Эдмон говорил, Елена сжимала ему руку и улыбалась. Он будто читал в ее сердце, все его слова были уже ею прочувствованы: мечта сделалась для них действительностью — действительность давала полное счастье.
Наконец, Дево позволил своему пациенту вставать с постели и выходить в залу.
Эдмон вошел, поддерживаемый Еленой и матерью.
Болезнь страшно его изменила.
Он был бледен, как мрамор, щеки его впали, глаза, выдвигавшиеся в худобе лица, блистали новыми задатками жизни, длинные белые волосы были откинуты назад; кроткая улыбка, озаряя его бледное лицо, казалось, говорила о его спокойствии и надеждах.
В зале было семейство Мортоня и Густав. Все они встали и вышли навстречу выздоравливающему.
— Мне говорили, полковник, — сказал Эдмон Мортоню, — с каким добрым участием осведомлялись вы обо мне во все время моей болезни; позвольте пожать вам дружески руку.
Полковник с чувством сжал протянутую ему руку Эдмона.
— Вы были так добры, навещали мою мать в тяжелые для нее минуты, — продолжал он, обратившись к г-же де Мортонь и ее дочери, — нетерпеливо жду времени, когда здоровье позволит мне быть вашим частым гостем. Общество больного, конечно, не так весело, но я надеюсь, пока мне нельзя быть у вас, вы нас не забудете и станете навещать часто.

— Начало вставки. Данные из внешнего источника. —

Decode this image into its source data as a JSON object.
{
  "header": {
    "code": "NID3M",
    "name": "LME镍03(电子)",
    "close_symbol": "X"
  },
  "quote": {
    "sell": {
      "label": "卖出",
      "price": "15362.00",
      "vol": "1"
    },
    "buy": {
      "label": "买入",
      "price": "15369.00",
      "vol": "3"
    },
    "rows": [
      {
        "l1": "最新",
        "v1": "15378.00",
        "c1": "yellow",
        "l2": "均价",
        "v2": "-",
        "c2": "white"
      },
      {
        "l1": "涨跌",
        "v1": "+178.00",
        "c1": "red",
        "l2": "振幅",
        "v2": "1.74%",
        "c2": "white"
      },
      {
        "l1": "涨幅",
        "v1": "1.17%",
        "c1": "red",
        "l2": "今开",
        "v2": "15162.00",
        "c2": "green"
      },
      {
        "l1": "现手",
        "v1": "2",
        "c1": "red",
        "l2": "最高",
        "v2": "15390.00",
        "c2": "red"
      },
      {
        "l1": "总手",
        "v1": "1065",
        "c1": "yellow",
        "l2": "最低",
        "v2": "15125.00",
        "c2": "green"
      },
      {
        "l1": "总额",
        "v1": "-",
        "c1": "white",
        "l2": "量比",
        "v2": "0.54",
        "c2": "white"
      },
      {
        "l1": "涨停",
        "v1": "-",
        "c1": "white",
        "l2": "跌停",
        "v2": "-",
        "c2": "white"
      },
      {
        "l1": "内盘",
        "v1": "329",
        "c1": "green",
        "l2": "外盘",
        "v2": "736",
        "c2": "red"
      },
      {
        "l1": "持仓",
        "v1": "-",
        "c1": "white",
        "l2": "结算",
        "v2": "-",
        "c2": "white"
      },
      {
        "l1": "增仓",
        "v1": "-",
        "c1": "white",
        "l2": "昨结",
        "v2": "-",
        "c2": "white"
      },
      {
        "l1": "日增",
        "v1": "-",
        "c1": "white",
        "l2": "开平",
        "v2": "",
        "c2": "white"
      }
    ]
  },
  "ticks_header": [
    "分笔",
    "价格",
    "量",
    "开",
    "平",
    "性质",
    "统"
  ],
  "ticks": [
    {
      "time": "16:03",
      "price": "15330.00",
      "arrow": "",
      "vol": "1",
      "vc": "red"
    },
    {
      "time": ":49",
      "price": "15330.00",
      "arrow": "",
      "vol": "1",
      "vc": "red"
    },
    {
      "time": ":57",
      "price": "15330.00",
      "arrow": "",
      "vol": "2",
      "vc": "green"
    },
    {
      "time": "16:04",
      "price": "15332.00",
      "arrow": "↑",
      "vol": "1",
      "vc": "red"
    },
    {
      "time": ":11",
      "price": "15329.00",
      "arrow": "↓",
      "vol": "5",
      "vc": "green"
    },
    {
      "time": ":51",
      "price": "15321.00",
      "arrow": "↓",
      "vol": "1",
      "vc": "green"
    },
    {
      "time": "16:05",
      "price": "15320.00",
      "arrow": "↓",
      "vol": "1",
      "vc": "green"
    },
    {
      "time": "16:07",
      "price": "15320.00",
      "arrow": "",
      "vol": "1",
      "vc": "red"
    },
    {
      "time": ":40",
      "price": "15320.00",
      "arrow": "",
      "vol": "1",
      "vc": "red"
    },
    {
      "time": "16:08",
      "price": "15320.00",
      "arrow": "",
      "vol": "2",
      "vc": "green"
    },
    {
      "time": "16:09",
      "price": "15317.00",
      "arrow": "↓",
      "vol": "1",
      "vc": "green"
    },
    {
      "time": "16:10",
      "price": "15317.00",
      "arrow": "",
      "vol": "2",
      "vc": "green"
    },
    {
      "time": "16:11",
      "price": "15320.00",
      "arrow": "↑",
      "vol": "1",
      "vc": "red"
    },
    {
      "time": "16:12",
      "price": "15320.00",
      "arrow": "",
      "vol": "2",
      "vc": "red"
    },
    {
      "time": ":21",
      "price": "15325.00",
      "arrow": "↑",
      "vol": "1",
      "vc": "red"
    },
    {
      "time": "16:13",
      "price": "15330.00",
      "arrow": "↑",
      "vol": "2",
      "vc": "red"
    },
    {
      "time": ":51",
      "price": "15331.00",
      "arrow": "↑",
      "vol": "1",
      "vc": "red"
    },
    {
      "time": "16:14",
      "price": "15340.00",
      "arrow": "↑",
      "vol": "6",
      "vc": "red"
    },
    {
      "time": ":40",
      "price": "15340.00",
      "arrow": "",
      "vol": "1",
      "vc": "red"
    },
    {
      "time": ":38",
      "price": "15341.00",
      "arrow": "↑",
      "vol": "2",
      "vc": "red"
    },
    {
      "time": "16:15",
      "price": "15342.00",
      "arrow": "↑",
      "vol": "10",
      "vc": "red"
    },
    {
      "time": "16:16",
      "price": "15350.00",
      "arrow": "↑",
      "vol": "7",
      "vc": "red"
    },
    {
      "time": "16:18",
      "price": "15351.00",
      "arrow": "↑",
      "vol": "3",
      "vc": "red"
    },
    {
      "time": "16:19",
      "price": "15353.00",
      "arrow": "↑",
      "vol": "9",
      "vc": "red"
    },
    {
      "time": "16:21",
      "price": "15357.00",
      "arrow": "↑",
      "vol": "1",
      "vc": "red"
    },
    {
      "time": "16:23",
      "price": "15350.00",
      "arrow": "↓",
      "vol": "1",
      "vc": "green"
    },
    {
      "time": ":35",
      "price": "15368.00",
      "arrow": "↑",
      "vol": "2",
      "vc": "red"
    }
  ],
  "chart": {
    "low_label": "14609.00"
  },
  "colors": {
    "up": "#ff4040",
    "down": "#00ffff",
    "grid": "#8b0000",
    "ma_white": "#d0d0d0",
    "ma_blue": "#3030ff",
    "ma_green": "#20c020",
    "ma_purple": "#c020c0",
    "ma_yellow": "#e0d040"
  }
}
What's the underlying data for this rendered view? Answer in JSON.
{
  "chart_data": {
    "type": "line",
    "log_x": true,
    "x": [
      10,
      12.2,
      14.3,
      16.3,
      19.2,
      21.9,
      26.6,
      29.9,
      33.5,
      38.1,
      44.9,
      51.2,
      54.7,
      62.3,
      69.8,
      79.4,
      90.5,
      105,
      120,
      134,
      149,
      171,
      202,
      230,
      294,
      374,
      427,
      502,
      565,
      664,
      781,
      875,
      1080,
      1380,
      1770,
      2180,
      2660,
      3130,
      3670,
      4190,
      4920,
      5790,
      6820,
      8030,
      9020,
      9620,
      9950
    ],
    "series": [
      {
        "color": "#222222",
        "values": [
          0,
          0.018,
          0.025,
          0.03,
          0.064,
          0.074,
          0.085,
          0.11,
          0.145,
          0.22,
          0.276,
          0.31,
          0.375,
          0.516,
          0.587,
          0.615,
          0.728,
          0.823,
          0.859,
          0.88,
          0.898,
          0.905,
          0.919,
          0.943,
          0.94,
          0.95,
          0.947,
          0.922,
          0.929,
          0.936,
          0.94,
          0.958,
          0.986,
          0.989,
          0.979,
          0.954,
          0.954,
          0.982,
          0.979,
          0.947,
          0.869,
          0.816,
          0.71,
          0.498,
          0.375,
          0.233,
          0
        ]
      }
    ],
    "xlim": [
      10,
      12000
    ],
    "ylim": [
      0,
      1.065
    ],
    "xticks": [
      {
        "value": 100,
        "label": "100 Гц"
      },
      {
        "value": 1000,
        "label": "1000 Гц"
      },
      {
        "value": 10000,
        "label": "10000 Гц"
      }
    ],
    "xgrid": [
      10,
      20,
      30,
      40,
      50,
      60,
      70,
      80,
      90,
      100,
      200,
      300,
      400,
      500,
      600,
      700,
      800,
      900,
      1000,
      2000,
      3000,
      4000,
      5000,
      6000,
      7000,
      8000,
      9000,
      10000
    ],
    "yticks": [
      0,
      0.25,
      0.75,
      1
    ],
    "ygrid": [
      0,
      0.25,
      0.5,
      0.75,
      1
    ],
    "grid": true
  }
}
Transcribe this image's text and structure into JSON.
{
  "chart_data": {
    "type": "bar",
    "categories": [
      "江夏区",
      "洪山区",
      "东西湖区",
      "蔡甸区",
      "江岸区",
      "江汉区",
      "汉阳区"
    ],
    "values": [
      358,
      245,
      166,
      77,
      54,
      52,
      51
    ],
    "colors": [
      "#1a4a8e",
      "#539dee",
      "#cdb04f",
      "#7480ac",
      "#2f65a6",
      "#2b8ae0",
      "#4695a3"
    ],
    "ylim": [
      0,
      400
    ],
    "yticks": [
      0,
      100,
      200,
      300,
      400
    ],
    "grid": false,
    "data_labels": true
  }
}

— Ваша матушка была очень встревожена, — сказала г-жа де Мортонь, — я и Лоранса старались, как могли, развлекать ее, но, признаюсь вам, не успевали.
— Теперь, слава Богу, все благополучно кончилось, — сказала г-жа де Пере доктору.
— Будьте покойны, — отвечал Дево, — все идет хорошо.
Эдмон пожал руки ему и Густаву и опустился в большое кресло, на приготовленные матерью подушки.
— Я не помешал ли вашему разговору? — быстро спросил Эдмон.
— Ты не чувствуешь усталости, друг мой? — тихо спросила г-жа де Пере.
— Нет еще, — отвечал, улыбаясь, Эдмон, — я сильнее, чем ты полагаешь.
И он положил руку на колени матери.
— Я рассказывал доктору и вот… г-ну Домону, — начал полковник, — как мы здесь поселились, и ни я, ни жена не могли сказать, почему именно поселились здесь. Причин никаких не нашлось. Просто нам понравился этот маленький домик, и мы в нем остались. Я не люблю долго сидеть на месте, частые передвижения военной службы мне в привычку. Полгода в одном городе — и я уж соскучился, и уж мне нужно уезжать.
Слушая полковника, Эдмон в то же время рассматривал своих новых знакомых.
Пользуясь этим временем, рассмотрим и мы несколько поближе их физиономии.
Полковнику де Мортоню было на вид лет пятьдесят пять. В лице его прежде всего выражался военный характер. Волосы с проседью, длинные усы, открытый взгляд, румяные щеки и блестящие белые зубы. Росту он был высокого. На нем был длинный сюртук, в петличке орден Почетного Легиона. Служака с ног до головы, он был так деликатен, что никогда не рассказывал ни о своих ранах, ни о походах; а на его лбу виднелся широкий рубец — на месте полковника другой бы пользовался возможностью рассказывать длинную историю.